What should APOE 3/4 or even 4/4 people look for in their lipid tests given that they will probably not be “normal?” And what should APOE 3/4 or 4/4 do to reduce their risk?
My question is in regards to the test that is performed by Health Diagnostics Laboratory Inc called the Apolipoprotein E Genotype. What are the implications on the lipids of a high-fat, low-carb dieter with the 2/4 genotype combination? I believe that this occurs in 1-2% of the population. Would these people need to eat less saturated fat?
You have said in more than one interview I have heard that you believe it really boils down to the LDL particle number and that particle size is not as important. With that in mind I would think the Lp(a) test would be all you would need to run to obtain that information. So, what is the BEST, most cost effective lab test to have done if you could do only one test to give you the most information about heart disease risk?
Does what I eat in the few days prior to my lab draw make a difference in my Apo B and small LDL-P…especially if I overindulge in carbs the day before the draw? If a lab report gives both Apo B and LDL-P and one is high and one is normal which one do you go with?
Why do you see HDL decrease with autoimmune diseases such as lupus? Is it associated or causal? Does the HDL decrease in response to the disease? Why do you suspect hyper absorption when you see high HDL-C?

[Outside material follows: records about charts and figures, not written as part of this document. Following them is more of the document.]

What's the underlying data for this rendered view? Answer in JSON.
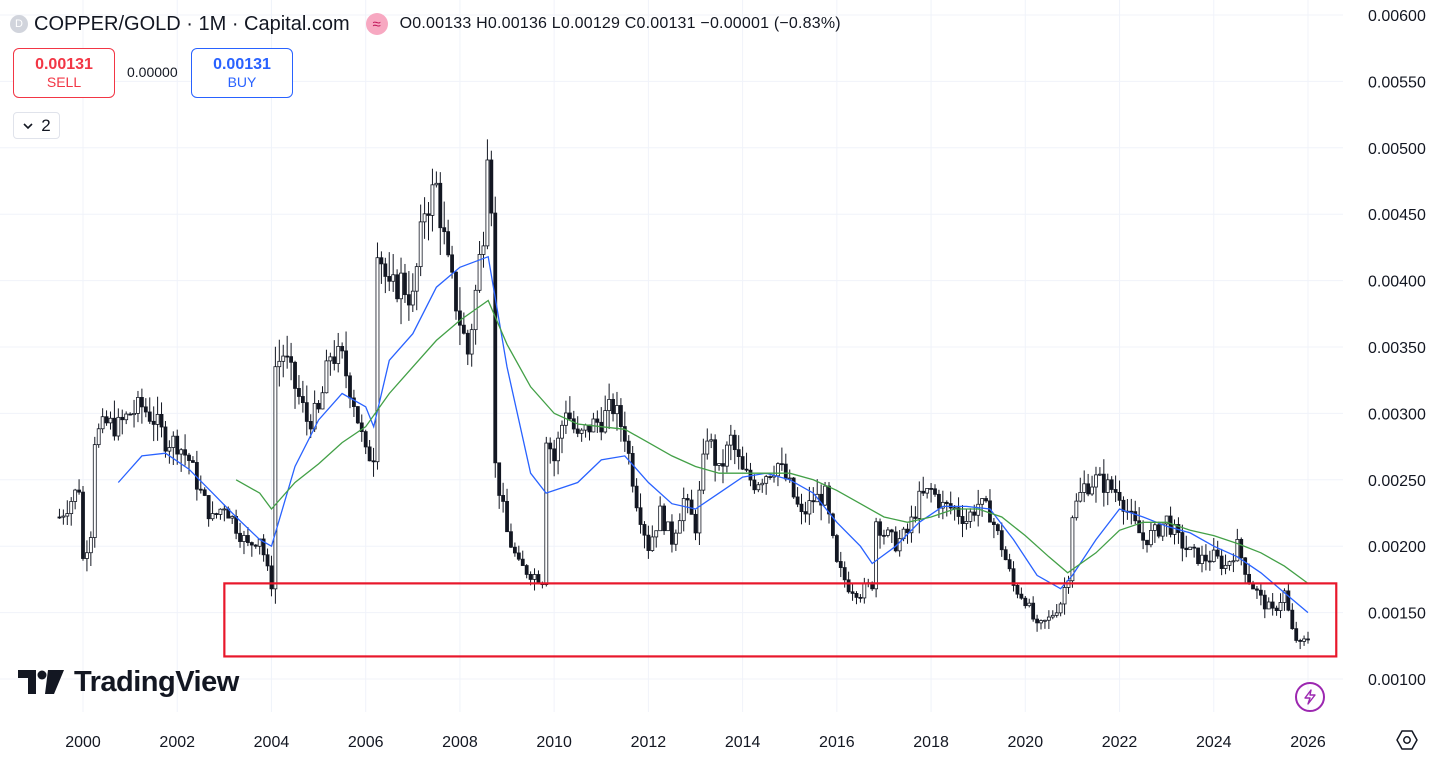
{
  "header": {
    "symbol_badge": "D",
    "title": "COPPER/GOLD · 1M · Capital.com",
    "indicator_icon": "wave-icon",
    "ohlc": "O0.00133 H0.00136 L0.00129 C0.00131 −0.00001 (−0.83%)"
  },
  "trade": {
    "sell_price": "0.00131",
    "sell_label": "SELL",
    "spread": "0.00000",
    "buy_price": "0.00131",
    "buy_label": "BUY"
  },
  "indicators_toggle": {
    "icon": "chevron-down-icon",
    "count": "2"
  },
  "logo": {
    "text": "TradingView"
  },
  "colors": {
    "candle": "#131722",
    "ma_fast": "#2962ff",
    "ma_slow": "#43a047",
    "highlight_box": "#e8172b",
    "grid": "#f0f3fa",
    "sell": "#f23645",
    "buy": "#2962ff",
    "flash": "#9c27b0"
  },
  "chart_data": {
    "type": "candlestick",
    "title": "COPPER/GOLD",
    "interval": "1M",
    "source": "Capital.com",
    "x_ticks": [
      "2000",
      "2002",
      "2004",
      "2006",
      "2008",
      "2010",
      "2012",
      "2014",
      "2016",
      "2018",
      "2020",
      "2022",
      "2024",
      "2026"
    ],
    "y_ticks": [
      "0.00100",
      "0.00150",
      "0.00200",
      "0.00250",
      "0.00300",
      "0.00350",
      "0.00400",
      "0.00450",
      "0.00500",
      "0.00550",
      "0.00600"
    ],
    "xlim": [
      "1999-03",
      "2027-01"
    ],
    "ylim": [
      0.00085,
      0.0061
    ],
    "grid": true,
    "last_ohlc": {
      "open": 0.00133,
      "high": 0.00136,
      "low": 0.00129,
      "close": 0.00131,
      "change": -1e-05,
      "change_pct": -0.83
    },
    "series": [
      {
        "name": "price",
        "kind": "close_path",
        "points": [
          [
            1999.5,
            0.00222
          ],
          [
            1999.75,
            0.00235
          ],
          [
            1999.92,
            0.00245
          ],
          [
            2000.0,
            0.0019
          ],
          [
            2000.17,
            0.00212
          ],
          [
            2000.25,
            0.00282
          ],
          [
            2000.5,
            0.00292
          ],
          [
            2000.75,
            0.0029
          ],
          [
            2001.0,
            0.003
          ],
          [
            2001.25,
            0.00305
          ],
          [
            2001.5,
            0.00296
          ],
          [
            2001.75,
            0.0028
          ],
          [
            2002.0,
            0.00278
          ],
          [
            2002.25,
            0.00265
          ],
          [
            2002.5,
            0.0024
          ],
          [
            2002.75,
            0.0022
          ],
          [
            2003.0,
            0.00232
          ],
          [
            2003.25,
            0.00215
          ],
          [
            2003.5,
            0.002
          ],
          [
            2003.75,
            0.00208
          ],
          [
            2003.92,
            0.0018
          ],
          [
            2004.0,
            0.00172
          ],
          [
            2004.08,
            0.00335
          ],
          [
            2004.25,
            0.00345
          ],
          [
            2004.5,
            0.0032
          ],
          [
            2004.75,
            0.00295
          ],
          [
            2005.0,
            0.003
          ],
          [
            2005.25,
            0.00345
          ],
          [
            2005.5,
            0.0034
          ],
          [
            2005.75,
            0.0031
          ],
          [
            2006.0,
            0.00268
          ],
          [
            2006.17,
            0.0027
          ],
          [
            2006.25,
            0.0043
          ],
          [
            2006.5,
            0.0039
          ],
          [
            2006.75,
            0.004
          ],
          [
            2007.0,
            0.00385
          ],
          [
            2007.25,
            0.00455
          ],
          [
            2007.5,
            0.0047
          ],
          [
            2007.75,
            0.0041
          ],
          [
            2008.0,
            0.0037
          ],
          [
            2008.17,
            0.00345
          ],
          [
            2008.33,
            0.0039
          ],
          [
            2008.5,
            0.0044
          ],
          [
            2008.6,
            0.0052
          ],
          [
            2008.67,
            0.0046
          ],
          [
            2008.75,
            0.0026
          ],
          [
            2009.0,
            0.0021
          ],
          [
            2009.25,
            0.00185
          ],
          [
            2009.5,
            0.0018
          ],
          [
            2009.75,
            0.00175
          ],
          [
            2009.83,
            0.00285
          ],
          [
            2010.0,
            0.00265
          ],
          [
            2010.25,
            0.00305
          ],
          [
            2010.5,
            0.0028
          ],
          [
            2010.75,
            0.0029
          ],
          [
            2011.0,
            0.00295
          ],
          [
            2011.25,
            0.00305
          ],
          [
            2011.5,
            0.00285
          ],
          [
            2011.75,
            0.00235
          ],
          [
            2012.0,
            0.002
          ],
          [
            2012.25,
            0.00225
          ],
          [
            2012.5,
            0.00205
          ],
          [
            2012.75,
            0.00235
          ],
          [
            2013.0,
            0.00215
          ],
          [
            2013.25,
            0.00285
          ],
          [
            2013.5,
            0.00255
          ],
          [
            2013.75,
            0.0028
          ],
          [
            2014.0,
            0.00255
          ],
          [
            2014.25,
            0.00248
          ],
          [
            2014.5,
            0.00255
          ],
          [
            2014.75,
            0.00262
          ],
          [
            2015.0,
            0.00245
          ],
          [
            2015.25,
            0.00222
          ],
          [
            2015.5,
            0.00235
          ],
          [
            2015.75,
            0.00238
          ],
          [
            2016.0,
            0.00185
          ],
          [
            2016.25,
            0.0017
          ],
          [
            2016.5,
            0.00165
          ],
          [
            2016.75,
            0.00172
          ],
          [
            2016.83,
            0.0022
          ],
          [
            2017.0,
            0.0021
          ],
          [
            2017.25,
            0.00202
          ],
          [
            2017.5,
            0.0021
          ],
          [
            2017.75,
            0.00235
          ],
          [
            2018.0,
            0.00242
          ],
          [
            2018.25,
            0.0023
          ],
          [
            2018.5,
            0.00228
          ],
          [
            2018.75,
            0.0022
          ],
          [
            2019.0,
            0.00232
          ],
          [
            2019.25,
            0.00225
          ],
          [
            2019.5,
            0.002
          ],
          [
            2019.75,
            0.0017
          ],
          [
            2020.0,
            0.0016
          ],
          [
            2020.25,
            0.00138
          ],
          [
            2020.5,
            0.00145
          ],
          [
            2020.75,
            0.00158
          ],
          [
            2020.92,
            0.0018
          ],
          [
            2021.0,
            0.00225
          ],
          [
            2021.25,
            0.00245
          ],
          [
            2021.5,
            0.0025
          ],
          [
            2021.75,
            0.00245
          ],
          [
            2022.0,
            0.0024
          ],
          [
            2022.25,
            0.0022
          ],
          [
            2022.5,
            0.00205
          ],
          [
            2022.75,
            0.0021
          ],
          [
            2023.0,
            0.0022
          ],
          [
            2023.25,
            0.00205
          ],
          [
            2023.5,
            0.00195
          ],
          [
            2023.75,
            0.0019
          ],
          [
            2024.0,
            0.00192
          ],
          [
            2024.25,
            0.00185
          ],
          [
            2024.5,
            0.002
          ],
          [
            2024.75,
            0.00175
          ],
          [
            2025.0,
            0.0016
          ],
          [
            2025.25,
            0.0015
          ],
          [
            2025.5,
            0.00165
          ],
          [
            2025.67,
            0.00135
          ],
          [
            2025.83,
            0.00125
          ],
          [
            2026.0,
            0.00131
          ]
        ]
      },
      {
        "name": "ma_fast",
        "kind": "line",
        "points": [
          [
            2000.75,
            0.00248
          ],
          [
            2001.25,
            0.00268
          ],
          [
            2001.75,
            0.0027
          ],
          [
            2002.25,
            0.00258
          ],
          [
            2002.75,
            0.0024
          ],
          [
            2003.25,
            0.00222
          ],
          [
            2003.75,
            0.00205
          ],
          [
            2004.0,
            0.002
          ],
          [
            2004.5,
            0.0026
          ],
          [
            2005.0,
            0.00295
          ],
          [
            2005.5,
            0.00315
          ],
          [
            2006.0,
            0.00305
          ],
          [
            2006.17,
            0.0029
          ],
          [
            2006.5,
            0.0034
          ],
          [
            2007.0,
            0.0036
          ],
          [
            2007.5,
            0.00395
          ],
          [
            2008.0,
            0.0041
          ],
          [
            2008.6,
            0.00418
          ],
          [
            2009.0,
            0.00335
          ],
          [
            2009.5,
            0.00255
          ],
          [
            2009.83,
            0.0024
          ],
          [
            2010.5,
            0.00248
          ],
          [
            2011.0,
            0.00265
          ],
          [
            2011.5,
            0.00268
          ],
          [
            2012.0,
            0.00248
          ],
          [
            2012.5,
            0.00232
          ],
          [
            2013.0,
            0.00228
          ],
          [
            2013.5,
            0.0024
          ],
          [
            2014.0,
            0.00252
          ],
          [
            2014.5,
            0.00255
          ],
          [
            2015.0,
            0.0025
          ],
          [
            2015.5,
            0.0024
          ],
          [
            2016.0,
            0.00218
          ],
          [
            2016.5,
            0.002
          ],
          [
            2016.75,
            0.00187
          ],
          [
            2017.25,
            0.002
          ],
          [
            2017.75,
            0.00218
          ],
          [
            2018.25,
            0.0023
          ],
          [
            2018.75,
            0.0023
          ],
          [
            2019.25,
            0.00228
          ],
          [
            2019.75,
            0.00205
          ],
          [
            2020.25,
            0.00178
          ],
          [
            2020.75,
            0.00168
          ],
          [
            2021.0,
            0.00178
          ],
          [
            2021.5,
            0.00205
          ],
          [
            2022.0,
            0.00228
          ],
          [
            2022.5,
            0.00222
          ],
          [
            2023.0,
            0.00215
          ],
          [
            2023.5,
            0.0021
          ],
          [
            2024.0,
            0.002
          ],
          [
            2024.5,
            0.00192
          ],
          [
            2025.0,
            0.0018
          ],
          [
            2025.5,
            0.00165
          ],
          [
            2026.0,
            0.0015
          ]
        ]
      },
      {
        "name": "ma_slow",
        "kind": "line",
        "points": [
          [
            2003.25,
            0.0025
          ],
          [
            2003.75,
            0.0024
          ],
          [
            2004.0,
            0.00228
          ],
          [
            2004.5,
            0.00248
          ],
          [
            2005.0,
            0.00262
          ],
          [
            2005.5,
            0.00278
          ],
          [
            2006.0,
            0.0029
          ],
          [
            2006.5,
            0.00315
          ],
          [
            2007.0,
            0.00335
          ],
          [
            2007.5,
            0.00355
          ],
          [
            2008.0,
            0.0037
          ],
          [
            2008.6,
            0.00385
          ],
          [
            2009.0,
            0.00352
          ],
          [
            2009.5,
            0.0032
          ],
          [
            2010.0,
            0.003
          ],
          [
            2010.5,
            0.00292
          ],
          [
            2011.0,
            0.0029
          ],
          [
            2011.5,
            0.00288
          ],
          [
            2012.0,
            0.00278
          ],
          [
            2012.5,
            0.00268
          ],
          [
            2013.0,
            0.0026
          ],
          [
            2013.5,
            0.00255
          ],
          [
            2014.0,
            0.00255
          ],
          [
            2014.5,
            0.00255
          ],
          [
            2015.0,
            0.00255
          ],
          [
            2015.5,
            0.0025
          ],
          [
            2016.0,
            0.00242
          ],
          [
            2016.5,
            0.00232
          ],
          [
            2017.0,
            0.00222
          ],
          [
            2017.5,
            0.00218
          ],
          [
            2018.0,
            0.00222
          ],
          [
            2018.5,
            0.00228
          ],
          [
            2019.0,
            0.00228
          ],
          [
            2019.5,
            0.00222
          ],
          [
            2020.0,
            0.00208
          ],
          [
            2020.5,
            0.00192
          ],
          [
            2020.9,
            0.0018
          ],
          [
            2021.5,
            0.00195
          ],
          [
            2022.0,
            0.00212
          ],
          [
            2022.5,
            0.00218
          ],
          [
            2023.0,
            0.00218
          ],
          [
            2023.5,
            0.00212
          ],
          [
            2024.0,
            0.00208
          ],
          [
            2024.5,
            0.00202
          ],
          [
            2025.0,
            0.00195
          ],
          [
            2025.5,
            0.00185
          ],
          [
            2026.0,
            0.00172
          ]
        ]
      }
    ],
    "annotations": [
      {
        "type": "rectangle",
        "x": [
          2003.0,
          2026.6
        ],
        "y": [
          0.00117,
          0.00172
        ],
        "color": "#e8172b"
      }
    ]
  }
}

I have been eating low-carb Paleo since January and have lost 45 pounds. I just went to the doctor for the first time since 2007 and he ran blood work. My total cholesterol went up to 334, mostly LDL, and the doctor is alarmed. In order to prevent my doctor from ordering me to take statins, I told him that I had read that losing more than 30 pounds within a few months can temporarily elevate total cholesterol, and that I would have another blood test done in 3-6 months. Is it true that my weight loss may be the reason for the jump in total cholesterol and LDL?
I had the NMR test and it reveals an elevated (high risk) LDL-P count of 1573 but also a calculated, intermediate risk of Apo-B of 62. I recently noticed that these results were from a non-fasting test. Is it possible that the LDL-P and APO-B (both particle counts) are affected by the fact the the test was done in a non-fasted state? Would you recommend this test only be done in only a fasted state?
It has been stated by Chris Masterjohn that within the same individual, cholesterol readings can vary from day to day. In fact, it was reported that total cholesterol has a standard deviation of +/- 17.5 points meaning that a reading of 200 for example, could easily vary between 165 and 235 over a two-day period. So if this is accurate, how meaningful are the various cholesterol readings particularly since most MDs only get one test and make their decisions based on that singular piece of data?